This morning I operated on my patients; this afternoon I’m fighting the denials from their insurance companies for their care. I am exasperated, but when the patients and I just get fed up and give in (the patient just pays for it or the physician writes off the bill), the insurance companies win, profit, and redouble their efforts. I am looking forward to 10/01/2015 when I am liberated from this government-run, third party-controlled healthcare mess and practice under a new alternate model where my patients and I freely engage in a patient-doctor relationship, and I serve them first to the best of my ability with state of the art care, compassion, confidentiality , and dignity for a fair, reasonable, transparent fee. Until then, I’m not giving up the fight. The companies are ripping patients off- huge premiums, huge deductibles, huge co-pays- and for what? Delays, denials, narrow networks, and restriction of care. Here is today’s letter to a company denying coverage for a drug that works beautifully for my patient. I bet I’ll hear nothing back. Typically we’re stonewalled- the patients and doctors nothing but an annoying inconvenience in the big government/big business $3T dollar a year healthcare bonanza.

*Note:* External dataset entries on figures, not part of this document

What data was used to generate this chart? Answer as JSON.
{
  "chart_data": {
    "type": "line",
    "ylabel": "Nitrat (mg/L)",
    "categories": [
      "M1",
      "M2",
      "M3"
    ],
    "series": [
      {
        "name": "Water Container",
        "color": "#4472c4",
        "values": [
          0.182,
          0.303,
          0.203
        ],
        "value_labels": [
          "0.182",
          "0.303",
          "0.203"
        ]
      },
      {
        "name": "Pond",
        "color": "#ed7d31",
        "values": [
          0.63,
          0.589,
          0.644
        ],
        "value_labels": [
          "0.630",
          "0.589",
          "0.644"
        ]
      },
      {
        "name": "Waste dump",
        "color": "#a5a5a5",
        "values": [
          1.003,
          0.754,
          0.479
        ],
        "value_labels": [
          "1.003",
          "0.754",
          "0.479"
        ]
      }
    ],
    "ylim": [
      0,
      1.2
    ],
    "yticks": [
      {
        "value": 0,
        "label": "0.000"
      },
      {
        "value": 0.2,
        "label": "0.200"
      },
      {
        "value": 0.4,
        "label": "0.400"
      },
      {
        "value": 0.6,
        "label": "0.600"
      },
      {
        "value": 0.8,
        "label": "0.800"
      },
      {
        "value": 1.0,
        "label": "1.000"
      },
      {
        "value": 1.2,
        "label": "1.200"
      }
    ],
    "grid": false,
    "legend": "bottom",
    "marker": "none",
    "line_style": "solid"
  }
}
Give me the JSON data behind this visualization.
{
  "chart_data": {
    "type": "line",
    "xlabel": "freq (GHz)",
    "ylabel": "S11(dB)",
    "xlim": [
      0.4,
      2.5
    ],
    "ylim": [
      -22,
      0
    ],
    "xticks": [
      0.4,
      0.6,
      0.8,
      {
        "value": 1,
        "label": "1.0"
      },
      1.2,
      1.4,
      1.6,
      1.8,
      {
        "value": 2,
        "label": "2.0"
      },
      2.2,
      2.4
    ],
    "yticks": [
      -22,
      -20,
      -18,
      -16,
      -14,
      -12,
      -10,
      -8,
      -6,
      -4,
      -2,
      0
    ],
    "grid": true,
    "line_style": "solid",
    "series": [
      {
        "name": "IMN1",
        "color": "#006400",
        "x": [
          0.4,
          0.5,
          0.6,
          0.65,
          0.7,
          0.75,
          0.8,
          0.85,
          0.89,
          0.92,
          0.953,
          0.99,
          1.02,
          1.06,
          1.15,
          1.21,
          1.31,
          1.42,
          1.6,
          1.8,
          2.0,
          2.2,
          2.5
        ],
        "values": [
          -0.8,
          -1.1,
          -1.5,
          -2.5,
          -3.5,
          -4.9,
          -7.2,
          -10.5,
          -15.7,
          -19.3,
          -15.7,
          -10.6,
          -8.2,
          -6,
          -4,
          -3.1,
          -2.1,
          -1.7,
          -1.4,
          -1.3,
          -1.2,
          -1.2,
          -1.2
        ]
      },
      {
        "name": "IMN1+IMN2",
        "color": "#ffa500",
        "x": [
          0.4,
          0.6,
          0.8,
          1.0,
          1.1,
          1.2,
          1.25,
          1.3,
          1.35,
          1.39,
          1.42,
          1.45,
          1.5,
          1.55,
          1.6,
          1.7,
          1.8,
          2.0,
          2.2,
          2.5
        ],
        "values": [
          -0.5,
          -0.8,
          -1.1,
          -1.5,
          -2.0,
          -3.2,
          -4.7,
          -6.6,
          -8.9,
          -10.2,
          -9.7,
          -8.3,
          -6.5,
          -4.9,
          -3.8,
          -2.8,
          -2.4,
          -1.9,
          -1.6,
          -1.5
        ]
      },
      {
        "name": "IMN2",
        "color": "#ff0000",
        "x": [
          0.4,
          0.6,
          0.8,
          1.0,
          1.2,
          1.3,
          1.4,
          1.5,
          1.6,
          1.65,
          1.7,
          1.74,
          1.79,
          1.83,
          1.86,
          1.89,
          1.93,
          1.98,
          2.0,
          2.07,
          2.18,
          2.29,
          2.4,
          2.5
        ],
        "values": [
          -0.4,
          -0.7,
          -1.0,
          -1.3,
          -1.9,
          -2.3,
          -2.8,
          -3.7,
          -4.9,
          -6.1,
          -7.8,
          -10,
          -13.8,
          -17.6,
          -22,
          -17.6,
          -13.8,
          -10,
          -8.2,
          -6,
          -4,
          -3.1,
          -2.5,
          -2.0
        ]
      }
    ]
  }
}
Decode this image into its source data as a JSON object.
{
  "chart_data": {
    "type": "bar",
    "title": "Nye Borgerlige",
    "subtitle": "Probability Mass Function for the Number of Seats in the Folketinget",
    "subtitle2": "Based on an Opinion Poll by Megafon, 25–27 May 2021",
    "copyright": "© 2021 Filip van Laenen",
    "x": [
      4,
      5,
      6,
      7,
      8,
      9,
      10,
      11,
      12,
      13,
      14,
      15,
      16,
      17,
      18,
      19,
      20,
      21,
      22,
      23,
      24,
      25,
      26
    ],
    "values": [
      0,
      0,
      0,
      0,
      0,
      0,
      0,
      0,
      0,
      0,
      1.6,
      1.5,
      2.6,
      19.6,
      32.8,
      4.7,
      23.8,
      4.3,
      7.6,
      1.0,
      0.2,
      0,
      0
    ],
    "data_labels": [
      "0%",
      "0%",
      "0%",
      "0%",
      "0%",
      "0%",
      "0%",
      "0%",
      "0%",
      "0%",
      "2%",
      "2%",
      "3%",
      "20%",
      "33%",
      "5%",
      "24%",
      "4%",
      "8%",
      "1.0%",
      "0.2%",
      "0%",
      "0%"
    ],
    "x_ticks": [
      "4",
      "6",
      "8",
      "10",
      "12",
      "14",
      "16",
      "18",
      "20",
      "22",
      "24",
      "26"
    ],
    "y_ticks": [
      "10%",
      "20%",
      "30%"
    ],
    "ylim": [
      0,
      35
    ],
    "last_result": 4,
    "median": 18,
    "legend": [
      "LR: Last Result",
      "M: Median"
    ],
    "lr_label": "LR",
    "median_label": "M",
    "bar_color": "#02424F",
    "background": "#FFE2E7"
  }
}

Dear third party entity that is denying coverage for a prescription drug I have written for my patient,
In the current healthcare environment, government mandates that patients buy health insurance from insurance companies such as yours that have subsequently developed and implemented major strategies which primarily delay and deny care to these patients but secondarily increase your bottom line. The three most common delay tactics for medications are 1.) requiring preauthorization, 2.) establishing quantity limits, and 3.) requiring step edits. These tactics are harmful to patients and waste incredible resources such as the time I have spent talking to my patient and staff about this and now writing to you. I could have been caring for other patients at this time when physician shortages are resulting in limited access to care, and physicians are living a bureaucratic nightmare.
When my patients seek my care, I thoroughly evaluate, diagnose, and treat them. When indicated, I write a prescription for a medication that will alleviate their symptoms or cure their condition. I write the prescription, because I want them to be treated with that particular drug. When possible I will authorize that a generic may be dispensed if adequately safe and efficacious. A prescription I write for my patient is not a request for you to pontificate. You are interfering in the patient-doctor relationship and effectively practicing medicine without a license. You are causing increased suffering, morbidity, and potential mortality for patients whose care you are delaying and denying.
In this particular case, you have denied filling the prescription for Restasis I wrote for a patient who has a long history of severe dry eyes dating back to March 10, 2003, when I became her physician more than twelve years ago. Her condition is well documented in her confidential medical record and supported by ancillary testing, as is her excellent response both symptomatically and clinically to her use of Restasis for the past few years.
I received a “prior authorization request denial” stating the information submitted does not indicate a trial of the formulary alternative: steroid eye drops. I am stunned on many levels. A steroid alternative is not an appropriate or equivalent alternative for Restasis. Steroid eye drops can cause cataracts and glaucoma, which Restasis does not. Steroids and Restasis are not even in the same class of drugs. Will your company bear the blame when a new generation of patients presents with iatrogenic premature cataracts and glaucoma which will then require increased expense treating those conditions and in some cases will result in permanent visual loss?
Someone must advocate for the patients. It is ethically wrong that your company is choosing to act not as a provider of health insurance but as a provider of health care, for which you are not qualified. Worse is that in this perverse system your clients are forced to buy what you promise to provide, and you profit by denying them what you promised to provide. No longer will I play this game nor allow you to take advantage of my patients in this deplorable fashion.
Your letter states: “If you wish to file an appeal please contact PARx Solutions at 866-725-7279 to review the appeals process.” My response to you is: 1.)fill the prescription I wrote which is indicated for my patient who pays you to provide access to care not to delay and deny it, and 2.) do not tell me to use an alternative therapy that is wrong and potentially harmful, if not blinding, to my patient. That is my appeal. I will copy my patient on this letter, and I expect you to honor your commitment to her by covering the prescription I wrote.